A shareholder class action swiftly followed seeking additional disclosures to shareholders, and the parties agreed to settle the suit less than a month into litigation.

The settlement required Walgreens to issue several disclosures to shareholders, and the pharmacy agreed not to oppose a $370,000 attorney's fees request.

A federal judge granted the entire fee request, but the Seventh Circuit reversed Wednesday, citing the paltry benefit of the settlement to class members.

"The disclosures agreed to in the settlement represented only a trivial addition to the extensive disclosures already made in the proxy statement: fewer than 800 new words - resulting in less than a 1 percent increase - spread over six disclosures," U.S. Circuit Judge Richard Posner said, writing for the three-judge panel.

The most significant new disclosure regarded the proposed nomination of Barry Rosenstein to the board of directors, a man involved in a hedge fund that had a 1.5 percent interest in Walgreens stock.

Posner called this disclosure "worthless" because it revealed nothing about Rosenstein's nomination except the timing of pre-nomination consultations.

"The value of the disclosures in this case appears to have been nil. The $370,000 paid class counsel - pennies to Walgreens, amounting to 0.039 cents per share at the time of the merger - bought nothing of value for the shareholders, though it spared the new company having to defend itself against a meritless suit to void the shareholder vote," Posner said.
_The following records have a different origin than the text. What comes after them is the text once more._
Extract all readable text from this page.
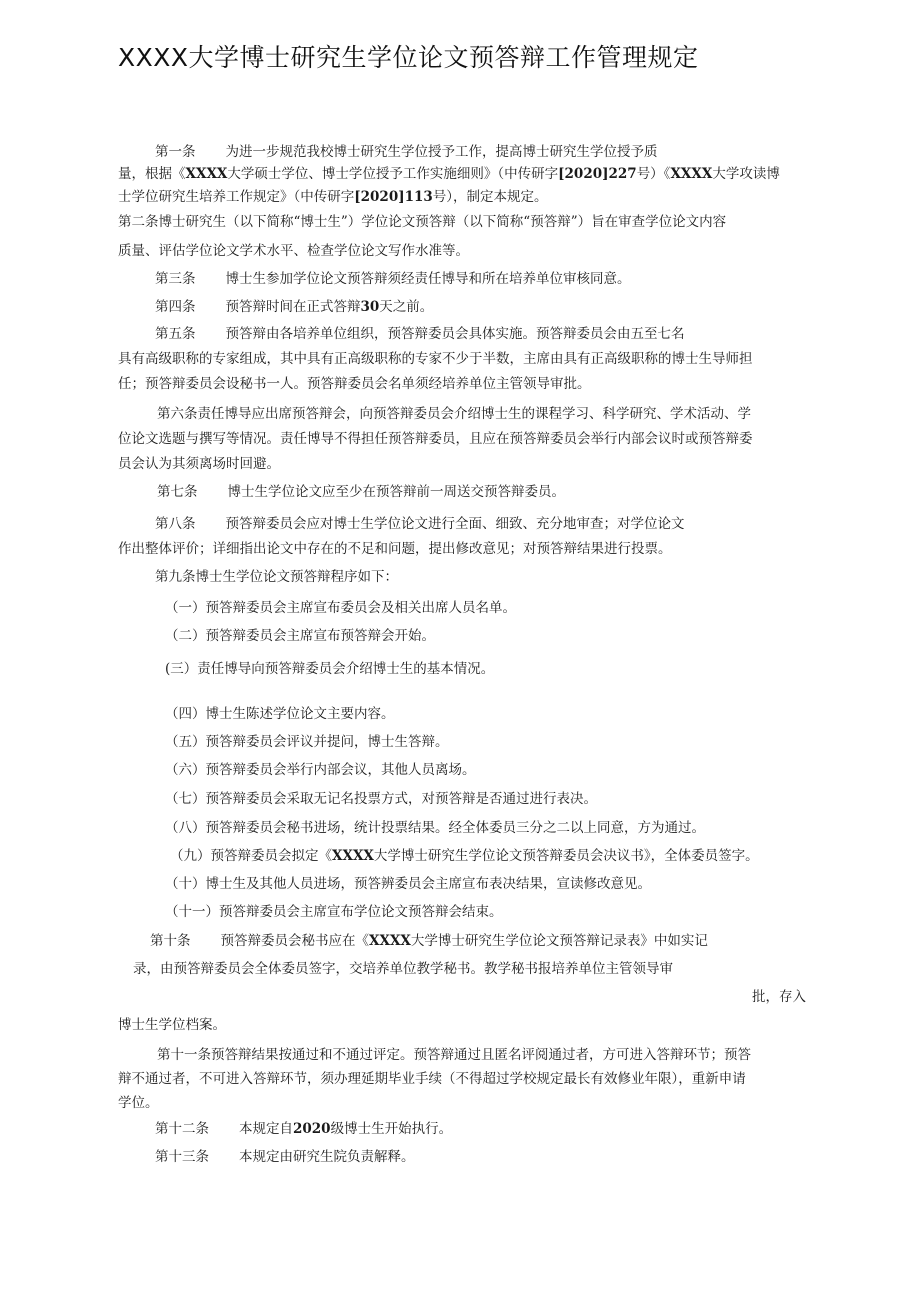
XXXX大学博士研究生学位论文预答辩工作管理规定
第一条 为进一步规范我校博士研究生学位授予工作，提高博士研究生学位授予质
量，根据《XXXX大学硕士学位、博士学位授予工作实施细则》（中传研字[2020]227号）《XXXX大学攻读博
士学位研究生培养工作规定》（中传研字[2020]113号），制定本规定。
第二条博士研究生（以下简称“博士生”）学位论文预答辩（以下简称“预答辩”）旨在审查学位论文内容
质量、评估学位论文学术水平、检查学位论文写作水准等。
第三条 博士生参加学位论文预答辩须经责任博导和所在培养单位审核同意。
第四条 预答辩时间在正式答辩30天之前。
第五条 预答辩由各培养单位组织，预答辩委员会具体实施。预答辩委员会由五至七名
具有高级职称的专家组成，其中具有正高级职称的专家不少于半数，主席由具有正高级职称的博士生导师担
任；预答辩委员会设秘书一人。预答辩委员会名单须经培养单位主管领导审批。
第六条责任博导应出席预答辩会，向预答辩委员会介绍博士生的课程学习、科学研究、学术活动、学
位论文选题与撰写等情况。责任博导不得担任预答辩委员，且应在预答辩委员会举行内部会议时或预答辩委
员会认为其须离场时回避。
第七条 博士生学位论文应至少在预答辩前一周送交预答辩委员。
第八条 预答辩委员会应对博士生学位论文进行全面、细致、充分地审查；对学位论文
作出整体评价；详细指出论文中存在的不足和问题，提出修改意见；对预答辩结果进行投票。
第九条博士生学位论文预答辩程序如下：
（一）预答辩委员会主席宣布委员会及相关出席人员名单。
（二）预答辩委员会主席宣布预答辩会开始。
(三）责任博导向预答辩委员会介绍博士生的基本情况。
（四）博士生陈述学位论文主要内容。
（五）预答辩委员会评议并提问，博士生答辩。
（六）预答辩委员会举行内部会议，其他人员离场。
（七）预答辩委员会采取无记名投票方式，对预答辩是否通过进行表决。
（八）预答辩委员会秘书进场，统计投票结果。经全体委员三分之二以上同意，方为通过。
（九）预答辩委员会拟定《XXXX大学博士研究生学位论文预答辩委员会决议书》，全体委员签字。
（十）博士生及其他人员进场，预答辨委员会主席宣布表决结果，宣读修改意见。
（十一）预答辩委员会主席宣布学位论文预答辩会结束。
第十条 预答辩委员会秘书应在《XXXX大学博士研究生学位论文预答辩记录表》中如实记
录，由预答辩委员会全体委员签字，交培养单位教学秘书。教学秘书报培养单位主管领导审
批，存入
博士生学位档案。
第十一条预答辩结果按通过和不通过评定。预答辩通过且匿名评阅通过者，方可进入答辩环节；预答
辩不通过者，不可进入答辩环节，须办理延期毕业手续（不得超过学校规定最长有效修业年限），重新申请
学位。
第十二条 本规定自2020级博士生开始执行。
第十三条 本规定由研究生院负责解释。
The panel found it "inconceivable" that the new disclosures increased support for the reorganization, especially when it was approved by an overwhelming margin of 97 percent in favor.
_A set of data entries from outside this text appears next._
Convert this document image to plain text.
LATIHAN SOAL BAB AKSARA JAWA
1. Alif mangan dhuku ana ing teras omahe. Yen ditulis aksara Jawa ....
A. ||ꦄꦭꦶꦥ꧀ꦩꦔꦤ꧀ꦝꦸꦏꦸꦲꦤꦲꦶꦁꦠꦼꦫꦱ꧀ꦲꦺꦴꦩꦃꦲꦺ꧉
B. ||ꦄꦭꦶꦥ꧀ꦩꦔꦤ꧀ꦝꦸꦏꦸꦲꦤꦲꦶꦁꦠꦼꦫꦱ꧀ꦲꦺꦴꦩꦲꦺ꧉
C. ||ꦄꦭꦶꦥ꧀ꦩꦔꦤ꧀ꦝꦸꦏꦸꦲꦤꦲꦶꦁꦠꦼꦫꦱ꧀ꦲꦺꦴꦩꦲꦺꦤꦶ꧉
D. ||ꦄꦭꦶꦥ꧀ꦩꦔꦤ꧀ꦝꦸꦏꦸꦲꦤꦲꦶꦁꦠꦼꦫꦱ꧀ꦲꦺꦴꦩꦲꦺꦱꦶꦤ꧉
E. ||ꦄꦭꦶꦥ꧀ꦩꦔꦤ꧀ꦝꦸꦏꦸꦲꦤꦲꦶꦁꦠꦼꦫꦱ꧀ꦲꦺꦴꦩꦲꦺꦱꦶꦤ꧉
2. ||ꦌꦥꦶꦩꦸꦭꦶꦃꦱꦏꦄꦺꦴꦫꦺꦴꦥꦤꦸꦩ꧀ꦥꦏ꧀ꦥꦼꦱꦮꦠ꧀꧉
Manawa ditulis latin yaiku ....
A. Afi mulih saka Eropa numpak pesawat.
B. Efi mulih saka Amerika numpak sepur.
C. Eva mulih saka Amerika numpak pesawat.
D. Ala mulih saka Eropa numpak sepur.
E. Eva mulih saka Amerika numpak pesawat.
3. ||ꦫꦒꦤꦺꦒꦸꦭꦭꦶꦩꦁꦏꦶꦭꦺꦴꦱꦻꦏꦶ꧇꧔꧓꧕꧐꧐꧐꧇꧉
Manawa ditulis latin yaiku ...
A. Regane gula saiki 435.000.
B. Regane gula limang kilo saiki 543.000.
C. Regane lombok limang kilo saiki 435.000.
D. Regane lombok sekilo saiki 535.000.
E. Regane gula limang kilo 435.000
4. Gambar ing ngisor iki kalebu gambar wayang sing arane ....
"The district judge was handicapped by lack of guidance for judging the significance of the disclosures to which the parties had agreed in order to settle the class action at nominal cost to the defendant (because class counsel's fees were small potatoes to the giant new company and the disclosures irrelevant to the shareholders and thus incapable of preventing the reorganization) and sweet fees for class counsel, who devoted less than a month to the litigation, a month's activity that produced no value," Posner said.

He further noted that no class members have challenged the reorganization that created Walgreens Boots Alliance.

"The only concrete interest suggested by this litigation is an interest in attorneys' fees, which of course accrue solely to class counsel and not to any class members," the 12-page opinion continues.

Posner urged the lower court on remand to consider appointing new class counsel since current counsel "can't be trusted to represent the interests of the class."